Naidu makes his pitch to analysts; company discloses some numbers on parking and domain sales.
Rightside just concluded its first ever investor conference call as a standalone company.
CEO Taryn Naidu and CFO Tracy Knox spent much of the time explaining Rightside’s market position to help frame the conversation with analysts.
That market position is largely betting on the success of new top level domain names. The company explained how its margins as a registry are far greater than as a registrar.
For example, it gets $20 wholesale whenever a registrar sells a .consulting domain name. It gets a 95% gross margin on that sale. If one of its own registrars sells the domain, it makes even more.
If Name.com sells a .consulting name for its retail price of $24.99, it gets the $20 wholesale plus the $4.99 retail marketup.
This is much greater than its margins on existing TLDs such as .com. It gets higher margins from some of the new TLDs, but they are still a far cry from margins on its own TLDs.
Naidu expects that margins and wholesale registry prices on horizontal domains (generics such as .web) may face downward pressure in the long run. Rightside has gone after a number of vertical domains (i.e. professions such as .attorney). The company expects this type of domain to maintain higher margins than generics.
The conference call cut out a couple times on me, but one analyst kept referring to an $11 million figure that Rightside spent on new TLDs last quarter. Rightside said this was net of proceeds from auction losses, yet it gets a bit convoluted. Knox stated that there’s a bit of a lag between the conclusion of an auction and the determination of whether its partner Donuts or Rightside gets the domain name.

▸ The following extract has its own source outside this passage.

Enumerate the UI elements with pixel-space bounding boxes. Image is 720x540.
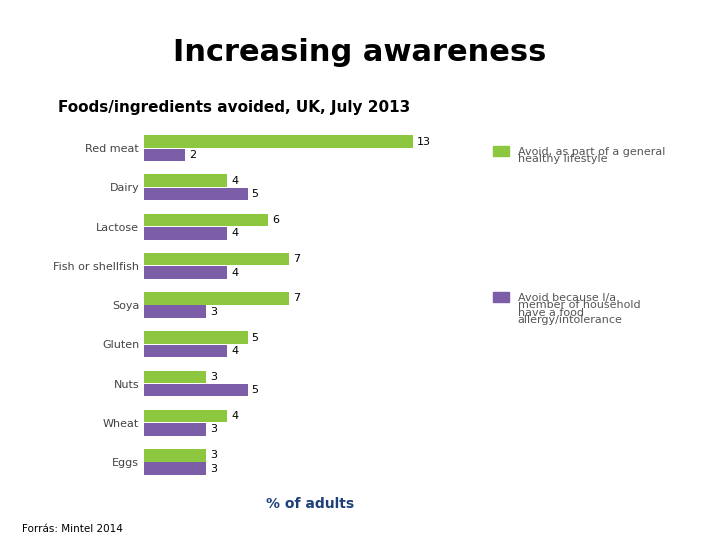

The Donuts/Rightside partnership is certainly confusing. (I’ll update this once Rightside releases its 10-Q with more details.)
Last quarter Rightside won rights to the new TLDs .forsale, .auction and .rip.
Moving over to domain name sales and domain parking, Rightside reported a sharp drop last quarter.
The company noted that the drop in sales of its own portfolio of domains was due, in part, to a very strong Q2 2013.
Knox said the split of its Aftermarket revenue (which was $7.1 million last quarter) is typically about 60% from domain parking and 40% from domain sales.